Check Out our Paper on Instance Segmentation

by on under research
1 minute read

A few months back, I released a research paper on arxiv, together with my friend Jonathan Mitchell, detailing some of the research we’d done on fast person instance segmentation.

The idea is pretty straightforward. It is a “bottom-up” approach to instance segmentation, meaning that we first segment the image by class (i.e. assign “person” or “background” label to each pixel), then group the person pixels into instances. In order to do this, we employ a basic backbone network, such as ResNet50 or MobileNet (for deploying on mobile devices) together with the decoder module(s) from DeepLabv3+. But instead of just a single (per-class) mask output used in regular semantic segmentation, we add another four-channel output of the same resolution which encodes the bounding box of the instance to which each pixel belongs. Based on the predicted bounding box for each pixel, we can pretty easily and efficiently group together pixels from the same instance.

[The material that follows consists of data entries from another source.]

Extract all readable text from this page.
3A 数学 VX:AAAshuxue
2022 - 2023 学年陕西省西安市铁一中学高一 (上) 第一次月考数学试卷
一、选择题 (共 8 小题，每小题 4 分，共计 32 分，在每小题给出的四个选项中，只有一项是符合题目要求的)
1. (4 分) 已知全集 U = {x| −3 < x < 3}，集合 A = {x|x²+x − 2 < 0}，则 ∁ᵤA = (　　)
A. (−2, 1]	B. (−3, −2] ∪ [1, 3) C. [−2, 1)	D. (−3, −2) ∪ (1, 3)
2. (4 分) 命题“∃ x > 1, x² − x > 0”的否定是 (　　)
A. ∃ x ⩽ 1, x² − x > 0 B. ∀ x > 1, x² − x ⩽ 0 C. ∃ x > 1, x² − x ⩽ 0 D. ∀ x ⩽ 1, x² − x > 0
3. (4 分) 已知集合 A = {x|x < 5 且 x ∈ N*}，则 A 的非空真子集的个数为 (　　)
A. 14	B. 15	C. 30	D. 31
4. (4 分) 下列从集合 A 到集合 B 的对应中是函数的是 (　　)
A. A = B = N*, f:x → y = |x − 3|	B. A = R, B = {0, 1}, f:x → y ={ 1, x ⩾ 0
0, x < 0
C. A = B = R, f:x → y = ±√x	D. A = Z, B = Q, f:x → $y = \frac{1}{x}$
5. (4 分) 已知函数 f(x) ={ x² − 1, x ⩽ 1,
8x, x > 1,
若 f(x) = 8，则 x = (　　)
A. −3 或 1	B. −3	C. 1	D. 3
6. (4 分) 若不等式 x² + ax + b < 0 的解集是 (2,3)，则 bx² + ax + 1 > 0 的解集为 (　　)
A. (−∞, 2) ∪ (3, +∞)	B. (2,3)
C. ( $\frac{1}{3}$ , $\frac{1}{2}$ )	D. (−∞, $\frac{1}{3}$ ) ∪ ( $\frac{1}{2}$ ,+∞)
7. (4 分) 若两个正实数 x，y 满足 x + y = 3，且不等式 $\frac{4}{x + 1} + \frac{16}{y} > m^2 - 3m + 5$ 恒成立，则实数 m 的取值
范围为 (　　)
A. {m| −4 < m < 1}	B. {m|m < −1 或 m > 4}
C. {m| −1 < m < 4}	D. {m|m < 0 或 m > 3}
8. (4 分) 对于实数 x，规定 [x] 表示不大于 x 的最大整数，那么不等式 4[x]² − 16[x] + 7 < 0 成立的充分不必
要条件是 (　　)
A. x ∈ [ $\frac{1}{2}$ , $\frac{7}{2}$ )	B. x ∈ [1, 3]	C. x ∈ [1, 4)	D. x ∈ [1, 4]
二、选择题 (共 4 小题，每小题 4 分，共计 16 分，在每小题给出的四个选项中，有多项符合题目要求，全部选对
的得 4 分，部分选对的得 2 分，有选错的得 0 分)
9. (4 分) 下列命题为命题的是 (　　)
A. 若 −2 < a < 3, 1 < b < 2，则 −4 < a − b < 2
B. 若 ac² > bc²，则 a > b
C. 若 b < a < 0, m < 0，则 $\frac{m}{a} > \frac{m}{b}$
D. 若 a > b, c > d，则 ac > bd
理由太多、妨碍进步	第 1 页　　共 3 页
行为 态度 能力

This approach is inspired by single-stage object detectors like SSD and YOLO, which have per-region bounding box predictions. Our version can essentially be thought of as a very “dense” object detector - each pixel predicts an object class (in the first output of the network) as well as a bounding box for the object present. Just as in SSD, the bounding boxes are encoded as offsets from “prior” or “anchor” bounding boxes, which are centered at each pixel.

Using the output of the network, a pretty simple algorithm involving a non-max supression step and a IoU measure for each person pixel is all that’s necessary to determine the instance masks. This algorithm is fast and easy to implement even on mobile devices.